Eli returned home and his parents tried to give him some options. He came to our place and Dad gave him a job working in the machine shop; the two of us became fast friends. By this time, he was eighteen and I was sixteen. Neither of us were happy; we talked about leaving the Amish and decided to do it together.
Just before I turned seventeen, before I went through with baptism, we made our break on a Sunday night. I wrote a note to my parents, and Eli did the same for his. We said, “We skipped the country. Don’t come looking for us because you’ll never find us.”
I stole fif
ty dollars from my dad and took off, trying to run from the turmoil.
Eli had money in his pocket too, as the two of us hiked toward the city. We walked and walked and walked. About 4:00 a.m. we reached the city limits. Streetlights, neon signs, and, well, electricity lit everything up. We came to a street called Pleasant Street.
“Let’s turn down this street,” Eli said.
I was amazed at how close the houses were to each other. We spotted an open garage door with two vehicles parked inside. Eli crawled into one, and I crept into the other. We were so exhausted from our long walk, we fell right to sleep. In the morning, the homeowner came out to go to work. When he discovered two Amish boys bedded down in his cars, he grew really angry. He yelled, “Get out! Get out of my cars or I’m calling the cops on you.”
Half asleep and hungry, we headed back down Pleasant Street. In about an hour we got to the other side of town and came to a store called Big Wheel, which was like a Kmart. Before we headed into the store, Eli warned me, “They have big signs hanging from the ceiling with pictures of people’s heads. They look through those eyes and watch you.”
Sure enough, big posters with people on them hung from the ceiling, and just like Eli said, their eyes seemed to follow me wherever I went.

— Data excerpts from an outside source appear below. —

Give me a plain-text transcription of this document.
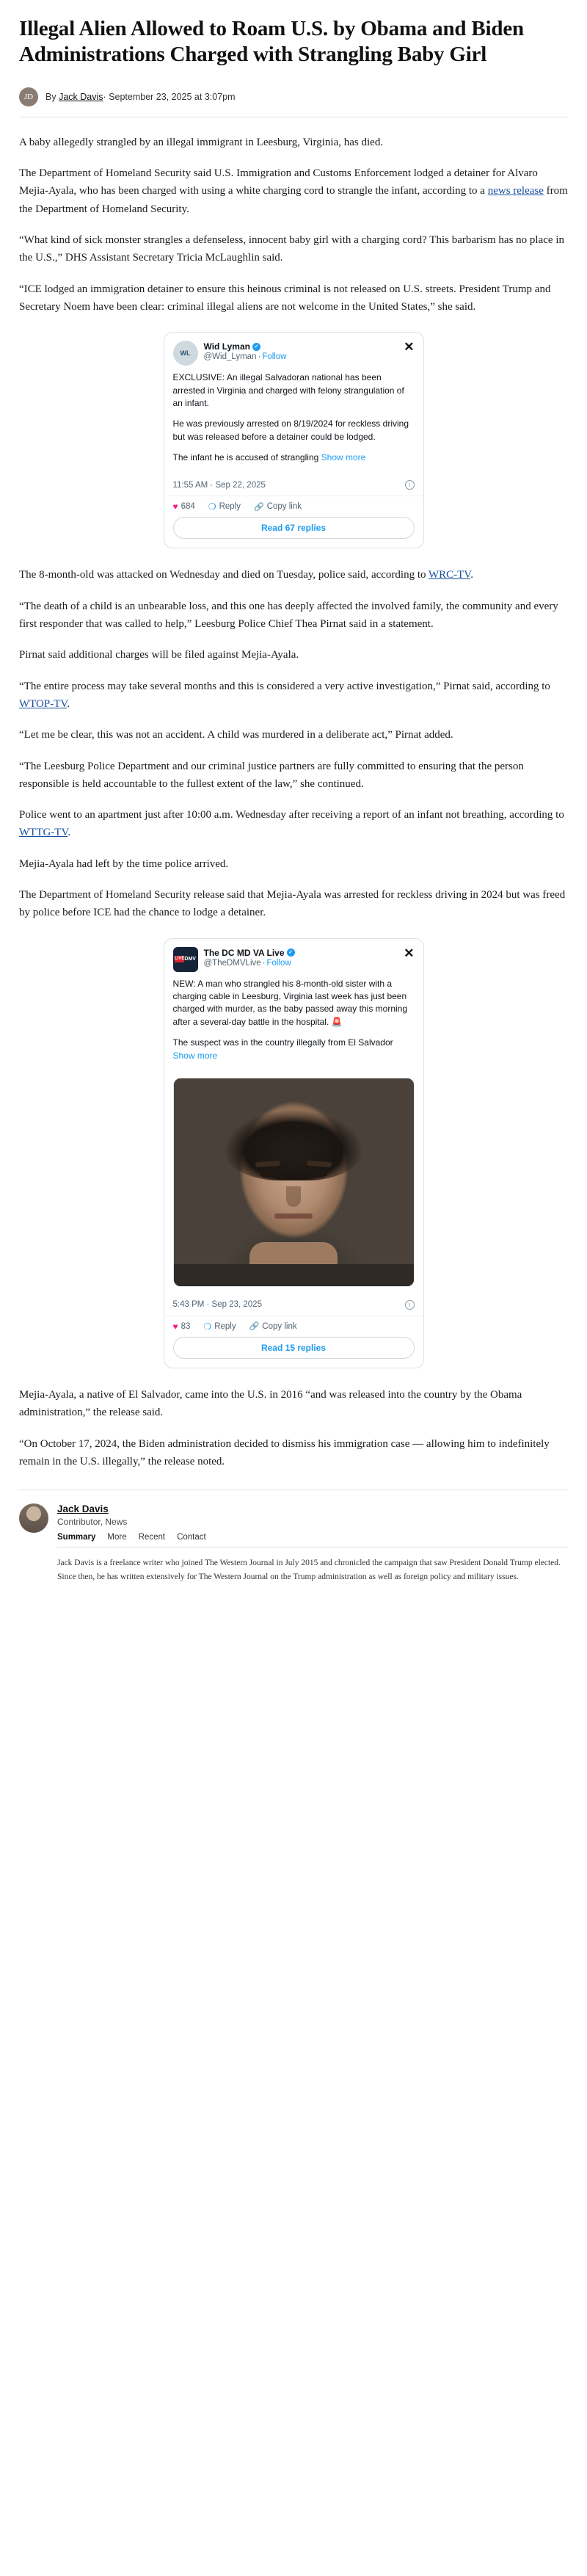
Illegal Alien Allowed to Roam U.S. by Obama and Biden Administrations Charged with Strangling Baby Girl
JD	By Jack Davis· September 23, 2025 at 3:07pm

A baby allegedly strangled by an illegal immigrant in Leesburg, Virginia, has died.

The Department of Homeland Security said U.S. Immigration and Customs Enforcement lodged a detainer for Alvaro Mejia-Ayala, who has been charged with using a white charging cord to strangle the infant, according to a news release from the Department of Homeland Security.

“What kind of sick monster strangles a defenseless, innocent baby girl with a charging cord? This barbarism has no place in the U.S.,” DHS Assistant Secretary Tricia McLaughlin said.

“ICE lodged an immigration detainer to ensure this heinous criminal is not released on U.S. streets. President Trump and Secretary Noem have been clear: criminal illegal aliens are not welcome in the United States,” she said.

WL
Wid Lyman ✓
@Wid_Lyman · Follow
✕

EXCLUSIVE: An illegal Salvadoran national has been arrested in Virginia and charged with felony strangulation of an infant.

He was previously arrested on 8/19/2024 for reckless driving but was released before a detainer could be lodged.

The infant he is accused of strangling Show more

11:55 AM · Sep 22, 2025	i
♥ 684 ❍ Reply 🔗 Copy link
Read 67 replies

The 8-month-old was attacked on Wednesday and died on Tuesday, police said, according to WRC-TV.

“The death of a child is an unbearable loss, and this one has deeply affected the involved family, the community and every first responder that was called to help,” Leesburg Police Chief Thea Pirnat said in a statement.

Pirnat said additional charges will be filed against Mejia-Ayala.

“The entire process may take several months and this is considered a very active investigation,” Pirnat said, according to WTOP-TV.

“Let me be clear, this was not an accident. A child was murdered in a deliberate act,” Pirnat added.

“The Leesburg Police Department and our criminal justice partners are fully committed to ensuring that the person responsible is held accountable to the fullest extent of the law,” she continued.

Police went to an apartment just after 10:00 a.m. Wednesday after receiving a report of an infant not breathing, according to WTTG-TV.

Mejia-Ayala had left by the time police arrived.

The Department of Homeland Security release said that Mejia-Ayala was arrested for reckless driving in 2024 but was freed by police before ICE had the chance to lodge a detainer.

LIVE DMV
The DC MD VA Live ✓
@TheDMVLive · Follow
✕

NEW: A man who strangled his 8-month-old sister with a charging cable in Leesburg, Virginia last week has just been charged with murder, as the baby passed away this morning after a several-day battle in the hospital. 🚨

The suspect was in the country illegally from El Salvador Show more

5:43 PM · Sep 23, 2025	i
♥ 83 ❍ Reply 🔗 Copy link
Read 15 replies

Mejia-Ayala, a native of El Salvador, came into the U.S. in 2016 “and was released into the country by the Obama administration,” the release said.

“On October 17, 2024, the Biden administration decided to dismiss his immigration case — allowing him to indefinitely remain in the U.S. illegally,” the release noted.

Jack Davis
Contributor, News
Summary More Recent Contact
Jack Davis is a freelance writer who joined The Western Journal in July 2015 and chronicled the campaign that saw President Donald Trump elected. Since then, he has written extensively for The Western Journal on the Trump administration as well as foreign policy and military issues.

We walked into the Big Wheel with one thing in mind. We wanted to buy English clothes. At that time, the Dukes of Hazzard was a big deal. The T-shirt that caught our attention brandished a print of the Dukes flying up over a hill in their orange 1969 Dodge Charger. We each bought the same kind of T-shirt, a pair of jeans, and white tennis shoes. We paid, walked behind the store, changed into our new English clothes, and threw our Amish clothing into the woods – like dumping a body never to be seen again.